My article discusses the ways in which gene patents might interfere with health care. If a gene test is available to determine who will respond to a drug, physicians can better target a drug and not prescribe it to non-responders. However, this will diminish the market for that drug — so a drug company might use its gene patent to prohibit the use of such a test.

A Wall Street Journal article1 indicated that GlaxoSmithKline (GSK) had filed for patents on genetic tests for the effectiveness of its asthma medicine Flovent, but was not going to develop the tests or let anyone else develop them. If Dr Roses is troubled by my citing this article, he could make GSK's actual licensing strategies and agreements available to the public and to scholars at the University of Pennsylvania, USA, and Georgetown University, USA, who have received federal research grants to study the impact of gene patents. Pilot studies by the Pennsylvania group and others have found that many companies have not been forthcoming in this area, leading scholars to turn to the business press.

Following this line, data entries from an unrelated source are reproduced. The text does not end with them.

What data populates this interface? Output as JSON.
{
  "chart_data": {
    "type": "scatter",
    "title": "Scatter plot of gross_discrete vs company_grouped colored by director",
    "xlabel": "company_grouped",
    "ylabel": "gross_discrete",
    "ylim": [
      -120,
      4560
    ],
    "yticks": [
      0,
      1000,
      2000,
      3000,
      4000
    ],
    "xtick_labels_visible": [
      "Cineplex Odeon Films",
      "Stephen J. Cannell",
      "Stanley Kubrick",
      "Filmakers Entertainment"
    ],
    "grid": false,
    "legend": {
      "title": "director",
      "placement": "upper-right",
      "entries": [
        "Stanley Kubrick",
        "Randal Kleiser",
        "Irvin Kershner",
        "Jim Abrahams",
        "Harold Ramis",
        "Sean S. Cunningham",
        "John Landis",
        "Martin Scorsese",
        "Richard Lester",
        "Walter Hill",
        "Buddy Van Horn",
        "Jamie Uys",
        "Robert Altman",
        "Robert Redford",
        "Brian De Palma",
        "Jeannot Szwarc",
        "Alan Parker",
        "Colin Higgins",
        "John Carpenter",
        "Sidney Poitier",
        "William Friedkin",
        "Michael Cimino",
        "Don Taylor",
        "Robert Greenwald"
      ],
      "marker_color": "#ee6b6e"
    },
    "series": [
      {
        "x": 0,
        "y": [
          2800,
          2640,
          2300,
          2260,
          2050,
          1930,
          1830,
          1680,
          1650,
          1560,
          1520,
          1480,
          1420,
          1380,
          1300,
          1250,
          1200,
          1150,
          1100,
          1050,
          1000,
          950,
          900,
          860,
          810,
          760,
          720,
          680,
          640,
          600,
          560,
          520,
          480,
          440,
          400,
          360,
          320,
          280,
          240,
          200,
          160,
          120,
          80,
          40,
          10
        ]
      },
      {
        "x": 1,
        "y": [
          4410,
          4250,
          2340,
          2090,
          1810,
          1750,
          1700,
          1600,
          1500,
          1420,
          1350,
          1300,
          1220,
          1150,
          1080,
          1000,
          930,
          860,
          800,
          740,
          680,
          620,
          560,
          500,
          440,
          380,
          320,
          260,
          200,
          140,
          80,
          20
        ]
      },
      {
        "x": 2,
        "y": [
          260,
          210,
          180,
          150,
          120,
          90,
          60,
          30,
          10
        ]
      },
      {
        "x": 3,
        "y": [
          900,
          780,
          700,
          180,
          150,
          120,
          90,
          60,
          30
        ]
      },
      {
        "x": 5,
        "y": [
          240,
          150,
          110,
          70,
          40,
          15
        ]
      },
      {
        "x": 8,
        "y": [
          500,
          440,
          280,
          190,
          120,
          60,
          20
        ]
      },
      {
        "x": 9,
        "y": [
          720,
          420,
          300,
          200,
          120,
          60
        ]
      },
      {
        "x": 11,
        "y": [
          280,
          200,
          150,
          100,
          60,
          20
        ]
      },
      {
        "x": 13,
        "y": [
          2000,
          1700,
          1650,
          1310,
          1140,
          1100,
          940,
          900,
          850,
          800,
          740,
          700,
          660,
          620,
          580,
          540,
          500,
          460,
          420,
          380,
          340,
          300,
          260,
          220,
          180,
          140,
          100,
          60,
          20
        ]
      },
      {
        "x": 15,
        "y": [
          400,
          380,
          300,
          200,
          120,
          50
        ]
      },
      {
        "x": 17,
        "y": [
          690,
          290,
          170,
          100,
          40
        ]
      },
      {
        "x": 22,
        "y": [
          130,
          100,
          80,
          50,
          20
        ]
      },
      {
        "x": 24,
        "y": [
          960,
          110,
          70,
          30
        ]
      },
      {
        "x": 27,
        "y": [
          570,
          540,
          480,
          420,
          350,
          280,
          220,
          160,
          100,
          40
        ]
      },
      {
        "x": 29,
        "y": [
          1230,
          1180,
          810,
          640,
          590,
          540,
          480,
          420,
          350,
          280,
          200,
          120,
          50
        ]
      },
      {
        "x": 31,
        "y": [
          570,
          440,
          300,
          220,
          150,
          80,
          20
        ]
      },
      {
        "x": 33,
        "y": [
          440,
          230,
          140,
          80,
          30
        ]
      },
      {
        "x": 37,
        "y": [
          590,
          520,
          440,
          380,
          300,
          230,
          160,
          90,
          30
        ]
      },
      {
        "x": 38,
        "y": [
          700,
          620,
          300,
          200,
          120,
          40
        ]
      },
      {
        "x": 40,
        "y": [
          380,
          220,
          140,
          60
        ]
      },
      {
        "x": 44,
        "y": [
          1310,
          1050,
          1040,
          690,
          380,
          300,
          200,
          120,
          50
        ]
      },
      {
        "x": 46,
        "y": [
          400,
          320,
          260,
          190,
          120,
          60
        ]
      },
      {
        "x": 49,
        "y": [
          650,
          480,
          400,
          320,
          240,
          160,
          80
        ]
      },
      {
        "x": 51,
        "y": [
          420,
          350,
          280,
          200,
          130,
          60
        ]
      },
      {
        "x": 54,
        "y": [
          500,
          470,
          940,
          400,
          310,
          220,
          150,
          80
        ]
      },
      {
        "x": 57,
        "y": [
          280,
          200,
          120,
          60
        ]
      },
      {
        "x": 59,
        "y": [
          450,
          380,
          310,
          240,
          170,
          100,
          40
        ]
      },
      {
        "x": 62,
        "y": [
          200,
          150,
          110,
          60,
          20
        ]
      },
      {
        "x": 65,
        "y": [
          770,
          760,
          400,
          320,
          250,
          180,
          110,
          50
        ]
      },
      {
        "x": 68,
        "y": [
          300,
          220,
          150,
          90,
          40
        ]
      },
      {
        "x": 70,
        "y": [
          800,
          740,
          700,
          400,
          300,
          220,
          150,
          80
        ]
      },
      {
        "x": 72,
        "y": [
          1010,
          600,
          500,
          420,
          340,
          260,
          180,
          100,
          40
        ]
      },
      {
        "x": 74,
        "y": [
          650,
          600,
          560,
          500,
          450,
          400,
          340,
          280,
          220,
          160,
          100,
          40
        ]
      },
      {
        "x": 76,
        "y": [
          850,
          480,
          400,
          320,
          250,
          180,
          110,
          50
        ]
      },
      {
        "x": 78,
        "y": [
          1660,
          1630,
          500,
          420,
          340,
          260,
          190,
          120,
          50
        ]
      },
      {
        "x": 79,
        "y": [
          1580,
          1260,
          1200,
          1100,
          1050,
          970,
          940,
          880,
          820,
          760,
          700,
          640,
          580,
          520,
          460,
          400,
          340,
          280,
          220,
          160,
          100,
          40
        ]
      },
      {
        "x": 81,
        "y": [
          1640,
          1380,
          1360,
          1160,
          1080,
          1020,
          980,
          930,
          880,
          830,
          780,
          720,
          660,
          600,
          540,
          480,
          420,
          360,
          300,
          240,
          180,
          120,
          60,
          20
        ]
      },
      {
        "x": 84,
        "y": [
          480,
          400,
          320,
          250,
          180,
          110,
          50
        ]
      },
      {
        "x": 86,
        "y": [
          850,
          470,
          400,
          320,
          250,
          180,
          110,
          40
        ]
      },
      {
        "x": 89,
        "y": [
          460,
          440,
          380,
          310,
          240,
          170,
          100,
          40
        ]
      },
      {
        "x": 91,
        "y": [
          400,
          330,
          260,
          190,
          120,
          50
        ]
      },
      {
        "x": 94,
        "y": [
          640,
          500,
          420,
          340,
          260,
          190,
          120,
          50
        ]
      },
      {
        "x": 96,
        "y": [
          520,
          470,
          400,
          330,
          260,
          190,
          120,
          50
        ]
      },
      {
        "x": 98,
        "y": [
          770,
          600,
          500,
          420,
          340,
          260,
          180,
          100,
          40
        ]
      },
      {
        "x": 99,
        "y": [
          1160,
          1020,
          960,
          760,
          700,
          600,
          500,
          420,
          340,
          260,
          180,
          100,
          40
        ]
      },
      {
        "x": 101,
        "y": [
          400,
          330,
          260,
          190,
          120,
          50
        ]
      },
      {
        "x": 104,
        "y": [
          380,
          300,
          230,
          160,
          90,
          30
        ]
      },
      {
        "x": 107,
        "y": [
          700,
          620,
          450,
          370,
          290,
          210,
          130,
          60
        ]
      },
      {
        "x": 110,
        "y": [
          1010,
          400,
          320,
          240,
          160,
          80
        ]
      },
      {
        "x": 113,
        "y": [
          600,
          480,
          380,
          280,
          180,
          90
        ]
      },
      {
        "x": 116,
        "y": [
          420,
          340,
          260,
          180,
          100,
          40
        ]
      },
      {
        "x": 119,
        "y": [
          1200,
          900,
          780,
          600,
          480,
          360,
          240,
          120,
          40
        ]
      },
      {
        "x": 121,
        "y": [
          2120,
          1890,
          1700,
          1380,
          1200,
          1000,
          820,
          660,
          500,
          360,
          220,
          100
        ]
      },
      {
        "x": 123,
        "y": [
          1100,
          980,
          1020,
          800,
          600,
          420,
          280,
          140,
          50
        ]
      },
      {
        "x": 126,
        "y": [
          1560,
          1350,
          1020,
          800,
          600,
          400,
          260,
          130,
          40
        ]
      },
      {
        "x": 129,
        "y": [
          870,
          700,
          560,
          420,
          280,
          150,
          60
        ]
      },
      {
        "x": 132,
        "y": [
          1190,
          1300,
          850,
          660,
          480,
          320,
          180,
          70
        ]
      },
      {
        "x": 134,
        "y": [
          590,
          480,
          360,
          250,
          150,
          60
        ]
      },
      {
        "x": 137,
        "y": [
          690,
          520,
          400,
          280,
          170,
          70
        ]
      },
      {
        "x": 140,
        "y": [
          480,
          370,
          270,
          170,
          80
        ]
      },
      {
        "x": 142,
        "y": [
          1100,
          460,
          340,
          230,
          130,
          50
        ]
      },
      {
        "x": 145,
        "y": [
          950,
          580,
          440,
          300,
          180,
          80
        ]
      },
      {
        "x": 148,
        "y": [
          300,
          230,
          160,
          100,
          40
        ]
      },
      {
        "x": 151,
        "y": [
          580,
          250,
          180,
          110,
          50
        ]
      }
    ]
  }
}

Dr Roses is correct that the owner of the APOE patent is Duke University, which in turn has granted Athena an exclusive license. So, Athena now has the exact same right that the patent holder would have had to forbid any laboratory except its own to screen for mutations. Using that power, a company can impose its own view of who warrants testing and for what mutations. But do we really want biotech companies to be practising medicine and deciding what tests are available and to whom?